Preventing Government Shutdowns: Designing Default Rules for Budgets, 86 U. Colo. L. Rev. 181 (2015)
In nearly every area of law and governance, default policies exist when lawmakers cannot pass new legislation-typically the status quo simply remains in effect. To its detriment, United States budget making at both the state and federal levels lacks effective defaults. If a new budget isn't passed by year end, there is no budget, and the government shuts down. T'ne lack of defaults, coupled with a dysfunctional era of budgetary politics, has led to a number of recent highprofile and costly government shutdowns at the state and federal levels.

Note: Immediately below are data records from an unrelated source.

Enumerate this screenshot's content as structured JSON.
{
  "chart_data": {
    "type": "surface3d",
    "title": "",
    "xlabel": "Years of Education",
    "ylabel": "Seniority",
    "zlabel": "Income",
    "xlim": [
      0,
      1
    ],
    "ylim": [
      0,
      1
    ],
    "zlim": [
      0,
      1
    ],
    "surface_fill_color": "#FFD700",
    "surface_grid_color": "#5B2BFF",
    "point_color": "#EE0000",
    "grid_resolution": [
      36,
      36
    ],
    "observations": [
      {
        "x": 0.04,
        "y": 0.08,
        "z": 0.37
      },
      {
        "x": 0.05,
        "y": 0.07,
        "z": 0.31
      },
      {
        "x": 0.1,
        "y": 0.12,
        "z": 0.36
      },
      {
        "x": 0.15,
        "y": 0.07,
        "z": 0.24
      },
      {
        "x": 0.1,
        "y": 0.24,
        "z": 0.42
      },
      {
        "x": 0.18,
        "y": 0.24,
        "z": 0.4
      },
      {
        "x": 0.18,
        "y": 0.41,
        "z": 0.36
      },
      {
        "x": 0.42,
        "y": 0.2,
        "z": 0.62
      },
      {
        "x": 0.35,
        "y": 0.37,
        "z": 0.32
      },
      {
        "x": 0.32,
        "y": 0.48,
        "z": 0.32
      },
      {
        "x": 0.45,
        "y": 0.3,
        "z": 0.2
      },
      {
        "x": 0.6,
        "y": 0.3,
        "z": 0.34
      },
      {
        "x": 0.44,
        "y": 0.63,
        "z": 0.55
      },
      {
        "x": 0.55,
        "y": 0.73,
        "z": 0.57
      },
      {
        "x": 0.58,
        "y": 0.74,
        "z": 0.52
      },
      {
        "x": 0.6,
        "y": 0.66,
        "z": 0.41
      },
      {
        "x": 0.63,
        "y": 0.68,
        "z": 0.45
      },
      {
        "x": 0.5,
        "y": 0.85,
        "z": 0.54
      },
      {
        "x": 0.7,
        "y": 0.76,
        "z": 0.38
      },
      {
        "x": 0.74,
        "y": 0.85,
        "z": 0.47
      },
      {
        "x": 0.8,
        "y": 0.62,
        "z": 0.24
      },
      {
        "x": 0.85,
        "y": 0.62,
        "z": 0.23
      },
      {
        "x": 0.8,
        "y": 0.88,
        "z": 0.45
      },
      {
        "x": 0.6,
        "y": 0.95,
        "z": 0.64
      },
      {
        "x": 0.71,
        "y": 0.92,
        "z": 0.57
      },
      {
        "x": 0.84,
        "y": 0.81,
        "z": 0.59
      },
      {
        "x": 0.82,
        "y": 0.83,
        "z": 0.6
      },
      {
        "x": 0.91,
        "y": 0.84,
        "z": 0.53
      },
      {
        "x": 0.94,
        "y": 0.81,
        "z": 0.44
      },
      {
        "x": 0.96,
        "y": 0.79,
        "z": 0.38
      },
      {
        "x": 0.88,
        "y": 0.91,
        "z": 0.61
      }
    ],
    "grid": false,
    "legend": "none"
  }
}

To date, legal scholarship has failed to address both the causes and costs of government shutdowns and near shutdowns, as well as possible solutions to prevent them. This Article takes up this cause, exploring the history and sources of recent government shutdowns. Government shutdowns are the result of a perfect storm of contemporary politics: acrimonious budget making characterized by partisan brinkmanship, game-of-chicken-style negotiation strategies, and strong anti-tax sentiment among many conservative legislators. Drawing on political science research on legislative negotiation theory, this Article explains how what we call the "new fiscal politics" results in regular budget negotiation failures, greatly increasing the risk of costly government shutdowns or near shutdowns.
From this diagnosis of budgetary dysfunction, this Article advocates for the adoption of default budget policies to maintain government operations in the event that legislators fail to pass a timely budget. This Article explains how default budget policies might be implemented to avert shutdowns and to stabilize the budget-making process. Drawing on the experiences of several states with automatic continuing appropriations provisions and the federal experience with sequestration, we explore how default budget policies might work in practice. Properly enacted, default budget policies have the potential to mitigate the harmful consequences of budget negotiation failures and to restore sanity to this era of new fiscal politics.